• Aug 12,2025

Companies Act Section 275

Companies Act, Section 275: Company Liquidators and Their Appointments

Section 275 of the Companies Act, 2013 lays down the legal framework governing the appointment of Company Liquidators for the winding up of companies by the Tribunal (NCLT). The provision ensures that winding up proceedings are conducted by qualified professionals with independence and integrity.
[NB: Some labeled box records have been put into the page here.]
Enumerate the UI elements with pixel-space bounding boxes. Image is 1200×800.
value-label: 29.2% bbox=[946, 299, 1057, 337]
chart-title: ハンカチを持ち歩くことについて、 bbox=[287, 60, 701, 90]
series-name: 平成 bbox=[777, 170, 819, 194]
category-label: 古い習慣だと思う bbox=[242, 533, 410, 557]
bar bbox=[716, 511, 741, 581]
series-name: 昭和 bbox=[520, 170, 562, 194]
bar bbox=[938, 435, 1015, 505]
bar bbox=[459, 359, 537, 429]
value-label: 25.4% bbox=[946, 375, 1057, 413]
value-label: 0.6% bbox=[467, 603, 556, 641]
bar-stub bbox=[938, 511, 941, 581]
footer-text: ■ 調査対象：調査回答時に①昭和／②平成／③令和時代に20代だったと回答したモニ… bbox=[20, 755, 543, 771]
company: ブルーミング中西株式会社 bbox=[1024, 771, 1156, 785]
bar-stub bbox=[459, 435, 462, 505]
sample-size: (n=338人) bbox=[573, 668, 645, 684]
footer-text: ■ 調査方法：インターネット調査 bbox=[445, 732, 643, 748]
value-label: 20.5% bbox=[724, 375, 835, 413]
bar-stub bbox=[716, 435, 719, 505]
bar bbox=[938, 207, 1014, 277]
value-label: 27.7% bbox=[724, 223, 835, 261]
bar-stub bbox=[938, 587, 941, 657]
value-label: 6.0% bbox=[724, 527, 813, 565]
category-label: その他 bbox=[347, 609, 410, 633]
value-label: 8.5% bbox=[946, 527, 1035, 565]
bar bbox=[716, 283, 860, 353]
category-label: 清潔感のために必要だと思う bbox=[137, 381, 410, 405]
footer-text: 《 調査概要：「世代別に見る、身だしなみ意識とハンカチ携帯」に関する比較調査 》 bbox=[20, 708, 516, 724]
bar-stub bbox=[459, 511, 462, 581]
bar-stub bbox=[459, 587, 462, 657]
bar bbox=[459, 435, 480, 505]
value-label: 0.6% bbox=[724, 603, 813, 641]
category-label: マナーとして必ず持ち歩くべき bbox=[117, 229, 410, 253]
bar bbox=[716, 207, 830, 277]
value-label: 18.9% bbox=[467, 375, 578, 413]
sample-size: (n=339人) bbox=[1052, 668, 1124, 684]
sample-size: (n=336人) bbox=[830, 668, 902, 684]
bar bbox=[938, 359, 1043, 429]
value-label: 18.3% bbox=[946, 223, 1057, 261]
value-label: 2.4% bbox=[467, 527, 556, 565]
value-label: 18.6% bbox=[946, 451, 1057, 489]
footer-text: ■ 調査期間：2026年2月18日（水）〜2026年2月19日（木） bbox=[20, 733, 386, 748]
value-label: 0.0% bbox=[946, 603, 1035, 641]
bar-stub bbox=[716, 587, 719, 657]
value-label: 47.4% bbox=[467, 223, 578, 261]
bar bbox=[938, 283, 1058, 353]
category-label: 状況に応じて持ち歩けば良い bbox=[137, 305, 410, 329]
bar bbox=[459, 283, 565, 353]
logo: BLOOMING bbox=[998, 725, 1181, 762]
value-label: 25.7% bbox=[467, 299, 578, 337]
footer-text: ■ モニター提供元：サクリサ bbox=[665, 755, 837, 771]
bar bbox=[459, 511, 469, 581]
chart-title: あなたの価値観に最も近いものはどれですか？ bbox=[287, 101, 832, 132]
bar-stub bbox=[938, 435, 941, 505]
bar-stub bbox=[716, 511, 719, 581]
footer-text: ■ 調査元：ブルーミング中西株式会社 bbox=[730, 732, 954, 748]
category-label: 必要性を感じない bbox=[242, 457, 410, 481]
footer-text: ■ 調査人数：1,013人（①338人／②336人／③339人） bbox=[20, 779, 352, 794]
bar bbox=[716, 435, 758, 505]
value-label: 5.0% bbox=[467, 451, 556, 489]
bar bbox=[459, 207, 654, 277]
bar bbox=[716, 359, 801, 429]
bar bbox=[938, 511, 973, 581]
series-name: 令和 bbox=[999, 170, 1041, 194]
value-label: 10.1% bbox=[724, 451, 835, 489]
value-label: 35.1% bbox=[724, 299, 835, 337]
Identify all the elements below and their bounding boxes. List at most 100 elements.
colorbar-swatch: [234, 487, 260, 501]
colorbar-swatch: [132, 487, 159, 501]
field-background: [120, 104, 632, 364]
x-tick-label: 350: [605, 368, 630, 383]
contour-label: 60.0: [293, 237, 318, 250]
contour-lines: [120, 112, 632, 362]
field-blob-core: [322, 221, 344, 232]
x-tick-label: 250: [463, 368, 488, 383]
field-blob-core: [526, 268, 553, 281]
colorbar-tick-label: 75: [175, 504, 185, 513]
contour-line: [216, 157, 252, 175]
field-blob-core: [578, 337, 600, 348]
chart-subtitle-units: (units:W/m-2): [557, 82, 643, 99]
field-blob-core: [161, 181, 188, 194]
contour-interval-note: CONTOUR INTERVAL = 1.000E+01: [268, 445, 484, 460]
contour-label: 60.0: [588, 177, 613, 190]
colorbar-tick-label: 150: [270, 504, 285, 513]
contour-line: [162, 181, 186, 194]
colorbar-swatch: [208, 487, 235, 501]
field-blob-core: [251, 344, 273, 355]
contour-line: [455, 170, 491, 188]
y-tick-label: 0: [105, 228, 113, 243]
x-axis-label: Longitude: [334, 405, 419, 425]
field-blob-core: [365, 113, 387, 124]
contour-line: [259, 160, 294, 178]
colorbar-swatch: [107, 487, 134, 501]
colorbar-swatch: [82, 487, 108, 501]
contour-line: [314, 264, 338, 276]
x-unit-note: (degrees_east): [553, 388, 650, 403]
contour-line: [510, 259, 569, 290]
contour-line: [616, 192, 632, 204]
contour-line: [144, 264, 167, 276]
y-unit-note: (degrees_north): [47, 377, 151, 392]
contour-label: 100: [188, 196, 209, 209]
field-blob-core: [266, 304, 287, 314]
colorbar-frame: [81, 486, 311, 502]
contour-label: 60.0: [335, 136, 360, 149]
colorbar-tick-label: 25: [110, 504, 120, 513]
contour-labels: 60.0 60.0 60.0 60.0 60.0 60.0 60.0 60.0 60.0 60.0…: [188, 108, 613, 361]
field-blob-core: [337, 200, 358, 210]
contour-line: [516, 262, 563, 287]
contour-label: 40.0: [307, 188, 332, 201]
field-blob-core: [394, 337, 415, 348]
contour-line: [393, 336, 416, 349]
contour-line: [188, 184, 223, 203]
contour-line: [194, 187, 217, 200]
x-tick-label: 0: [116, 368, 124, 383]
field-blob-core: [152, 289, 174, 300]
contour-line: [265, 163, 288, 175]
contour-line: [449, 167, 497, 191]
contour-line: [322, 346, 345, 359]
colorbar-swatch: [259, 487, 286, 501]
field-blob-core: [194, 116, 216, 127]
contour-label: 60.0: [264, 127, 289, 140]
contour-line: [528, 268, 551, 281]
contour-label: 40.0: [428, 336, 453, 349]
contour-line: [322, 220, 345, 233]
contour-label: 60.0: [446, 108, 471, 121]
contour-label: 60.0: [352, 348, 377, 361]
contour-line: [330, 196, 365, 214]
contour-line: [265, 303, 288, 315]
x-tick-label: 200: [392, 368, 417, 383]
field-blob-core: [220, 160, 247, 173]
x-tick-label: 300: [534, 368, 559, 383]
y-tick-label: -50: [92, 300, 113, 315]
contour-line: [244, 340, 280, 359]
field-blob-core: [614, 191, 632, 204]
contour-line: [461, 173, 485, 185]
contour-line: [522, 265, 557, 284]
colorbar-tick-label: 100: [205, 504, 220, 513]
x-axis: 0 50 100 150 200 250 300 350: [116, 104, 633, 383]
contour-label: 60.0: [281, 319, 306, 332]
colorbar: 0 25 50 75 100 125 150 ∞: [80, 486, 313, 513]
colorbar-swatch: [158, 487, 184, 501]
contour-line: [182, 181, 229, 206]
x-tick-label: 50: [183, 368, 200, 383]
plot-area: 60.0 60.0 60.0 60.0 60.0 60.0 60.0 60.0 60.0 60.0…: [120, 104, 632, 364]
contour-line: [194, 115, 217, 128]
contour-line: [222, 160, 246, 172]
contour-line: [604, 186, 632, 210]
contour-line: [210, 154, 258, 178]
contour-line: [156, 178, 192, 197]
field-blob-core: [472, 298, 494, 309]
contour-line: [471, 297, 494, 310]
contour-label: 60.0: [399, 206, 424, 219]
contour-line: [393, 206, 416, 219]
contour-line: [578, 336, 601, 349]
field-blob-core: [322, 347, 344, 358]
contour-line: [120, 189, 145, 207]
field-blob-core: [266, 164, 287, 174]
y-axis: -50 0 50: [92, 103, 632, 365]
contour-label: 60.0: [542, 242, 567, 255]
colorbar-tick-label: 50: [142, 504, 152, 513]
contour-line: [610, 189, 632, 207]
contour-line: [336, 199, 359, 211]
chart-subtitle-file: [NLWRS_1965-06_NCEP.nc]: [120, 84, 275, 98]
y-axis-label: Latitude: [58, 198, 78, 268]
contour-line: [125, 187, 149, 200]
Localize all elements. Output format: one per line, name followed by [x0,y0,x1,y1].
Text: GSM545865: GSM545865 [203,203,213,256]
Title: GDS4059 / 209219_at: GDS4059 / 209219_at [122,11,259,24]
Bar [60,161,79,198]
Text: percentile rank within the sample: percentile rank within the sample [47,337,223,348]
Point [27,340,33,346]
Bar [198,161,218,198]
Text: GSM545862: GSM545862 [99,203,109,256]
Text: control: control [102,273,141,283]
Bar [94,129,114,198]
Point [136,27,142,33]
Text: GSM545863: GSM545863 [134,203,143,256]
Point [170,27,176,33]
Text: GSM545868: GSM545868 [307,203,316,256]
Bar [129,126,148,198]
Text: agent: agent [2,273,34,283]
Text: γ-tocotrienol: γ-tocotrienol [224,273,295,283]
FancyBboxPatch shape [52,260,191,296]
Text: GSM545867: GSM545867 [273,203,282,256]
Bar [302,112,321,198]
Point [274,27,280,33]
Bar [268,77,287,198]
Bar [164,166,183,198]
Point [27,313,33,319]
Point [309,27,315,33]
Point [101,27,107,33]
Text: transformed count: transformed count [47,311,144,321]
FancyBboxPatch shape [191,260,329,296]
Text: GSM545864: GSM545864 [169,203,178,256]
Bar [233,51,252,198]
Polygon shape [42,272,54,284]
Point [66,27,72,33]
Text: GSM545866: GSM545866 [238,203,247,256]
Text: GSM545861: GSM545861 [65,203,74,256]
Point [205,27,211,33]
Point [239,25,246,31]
It also details who may be appointed as a liquidator, the qualifications required, the scope of their powers, and the procedure for disclosure of conflicts of interest.

Sub-section (1): Appointment of Company Liquidator at the Time of Winding Up Order

When the Tribunal passes an order for the winding up of a company under Section 273, it is mandatory for the Tribunal to appoint a Company Liquidator to carry out the winding up proceedings.

The appointment may be made from either:
The Official Liquidator, who is a government-appointed officer, or A liquidator selected from a panel maintained for this purpose.
This ensures that the Tribunal has flexibility to select a suitable liquidator based on the specific needs of the case, the size and complexity of the company, and the expertise required.

Sub-section (2): Eligibility Criteria for Appointment as Liquidator

As per the amended provisions of the law, the Company Liquidator or the Provisional Liquidator must be selected exclusively from among the insolvency professionals (IPs) registered under the Insolvency and Bankruptcy Code, 2016 (IBC, 2016).

This professionalization of the liquidator’s role ensures:
High standards of competence and ethical conduct, Independent administration of the winding up process, and Alignment with modern insolvency and restructuring frameworks.
The reference to IBC also reflects the legislature’s intention to streamline corporate insolvency processes under a unified regulatory regime.

Sub-section (3): Powers of the Provisional Liquidator

When the Tribunal appoints a Provisional Liquidator (usually in advance of a final winding up order to preserve the assets and records of the company):

The Tribunal has the authority to limit or restrict the powers of the provisional liquidator either at the time of appointment or through a subsequent order.
In the absence of such restrictions, the provisional liquidator shall be vested with the same powers as the Company Liquidator.
This provision offers the Tribunal flexibility to tailor the powers granted, depending on the urgency and complexity of the case, and ensures protection of company assets pending a final decision.

Sub-section (5): Terms, Conditions, and Remuneration of the Liquidator

The terms and conditions governing the liquidator’s appointment, including the fees payable, are to be determined by the Tribunal based on several objective factors, such as:

The scope and nature of the tasks to be performed during the winding up, The professional qualifications and experience of the liquidator, The size and complexity of the company involved.
This ensures fair compensation while maintaining cost efficiency and accountability in the winding up process.

Sub-section (6): Declaration of Independence and Disclosure of Conflicts of Interest

To uphold the principles of transparency and impartiality, every liquidator whether provisional or appointed for the full winding up must file a declaration of independence.

This declaration must be submitted within seven (7) days of the appointment in the prescribed form.
It should disclose:
Any conflict of interest that may affect the liquidator’s ability to act independently, Any circumstances that might give rise to bias or influence in the conduct of the liquidation.
This obligation continues throughout the term of the liquidator's appointment, ensuring sustained integrity and confidence in the winding up process.

Sub-section (7): Continuation of Provisional Liquidator as Company Liquidator

In cases where a Provisional Liquidator has already been appointed prior to the final winding up order under Section 273(1)(c), the Tribunal may, at its discretion:

Appoint the same Provisional Liquidator as the Company Liquidator to continue managing the winding up proceedings.
This avoids disruption, ensures continuity, and leverages the liquidator’s prior knowledge of the company’s affairs to expedite the winding up efficiently.